Epilepsy with myoclonic absences
Incidence
The syndrome is rare. Although figures of incidence or prevalence of epilepsy with myoclonic absences are unknown, this syndrome was found in 0.5% to 1% of a selected population of epileptics patients. A family history of seizure disorders can be found in about one fourth of cases reported.
Clinical Characteristics
Epilepsy with myoclonic absences is a rare form of epilepsy. It happens more in boys and approximately 25 per cent of patients will have another family member with a form of epilepsy. The underlying cause of this epilepsy syndrome is unknown. It is considered an epileptic syndrome. Myoclonic absences may be seen in children with brain abnormalities or with some genetic disorders. The average age of onset of epilepsy with myoclonic absences is 7 years (range: 2 to 12.5 years). Male preponderance has been described. About half of affected children are normal and half are mentally retarded prior to the onset of seizures.
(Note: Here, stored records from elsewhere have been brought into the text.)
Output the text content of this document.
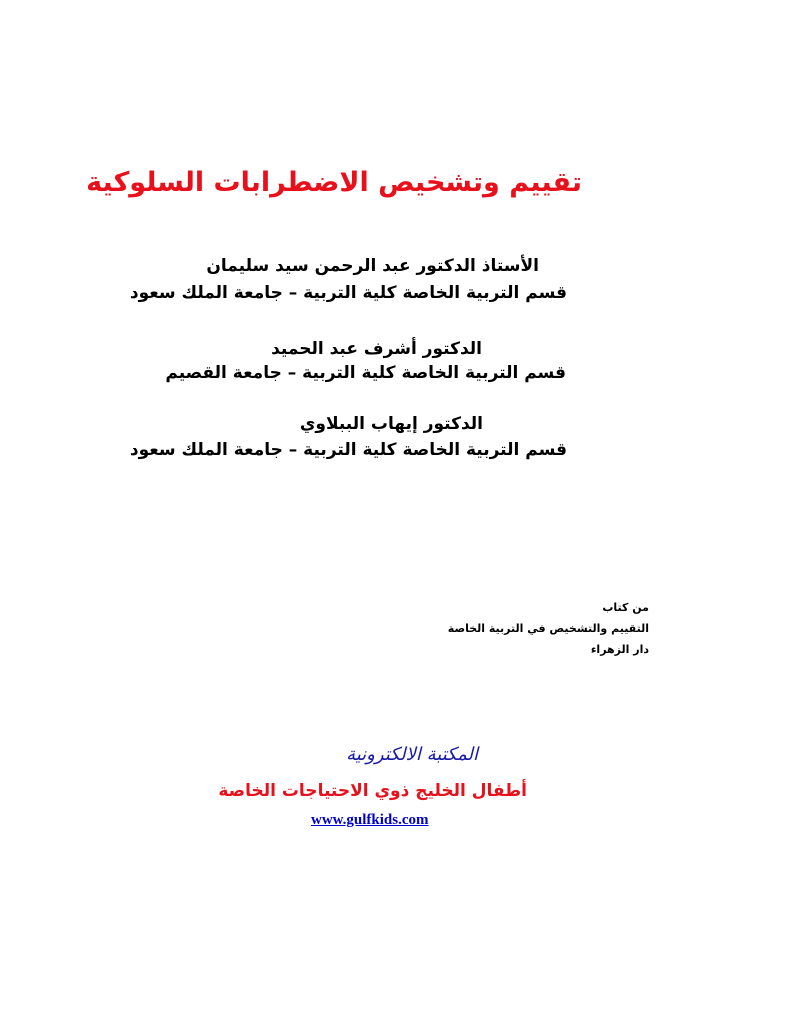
تقييم وتشخيص الاضطرابات السلوكية

الأستاذ الدكتور عبد الرحمن سيد سليمان

قسم التربية الخاصة كلية التربية – جامعة الملك سعود

الدكتور أشرف عبد الحميد

قسم التربية الخاصة كلية التربية – جامعة القصيم

الدكتور إيهاب الببلاوي

قسم التربية الخاصة كلية التربية – جامعة الملك سعود

من كتاب

التقييم والتشخيص في التربية الخاصة

دار الزهراء

المكتبة الالكترونية

أطفال الخليج ذوي الاحتياجات الخاصة

www.gulfkids.com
The manifestations are abrupt onset of absences accompanied by bilateral rhythmic myoclonic jerks of severe intensity. The loss of consciousness during the absence may be complete or partial. The seizure mainly involves muscles of the shoulders, arms, and legs; facial muscles are less involved. When facial myoclonias occur, they are more evident around the chin and mouth, whereas eyelid twitching is typically absent or rare. The movements may be sustained and progressive, being associated with tonic contraction, which is maximal in shoulder and deltoid muscles. The jerks and tonic contractions may be symmetrical or predominant on one side, causing turning of the head and body. Autonomic manifestations such as arrest of respiratory movement and urinary incontinence may also be present. Each episode of myoclonic absences may last from 10 to 60 seconds. The seizures may occur many times a day. Hyperventilation, awakening, and stimulation by intermittent light can precipitate the attack. During sleep, however, the myoclonic seizures decrease in frequency with the progression of sleep stages. Episodes of absence myoclonic status, though rare, have been described. Association with other types of seizures, such as generalized tonic-clonic, pure absence, and falling seizures, occurs in about two thirds of cases reported.
Precipitants
Hyperventilation, awakening, and stimulation by intermittent light can precipitate the attack.
Provocation Tests
Hyperventilation often trigger the episodes of absences associated with limb myoclonias.
Diagnostic Procedures
It is a clinical-EEG diagnosis. The description of the seizure given by the child and any eyewitnesses will help with identifying the particular seizure type in this epilepsy syndrome, together with the characteristic EEG. These children have brief episodes of loss of awareness with bilateral clonic jerking of the upper limbs, associated with rhythmic 3 cycles/second spike-wave discharges on the electroencephalogram.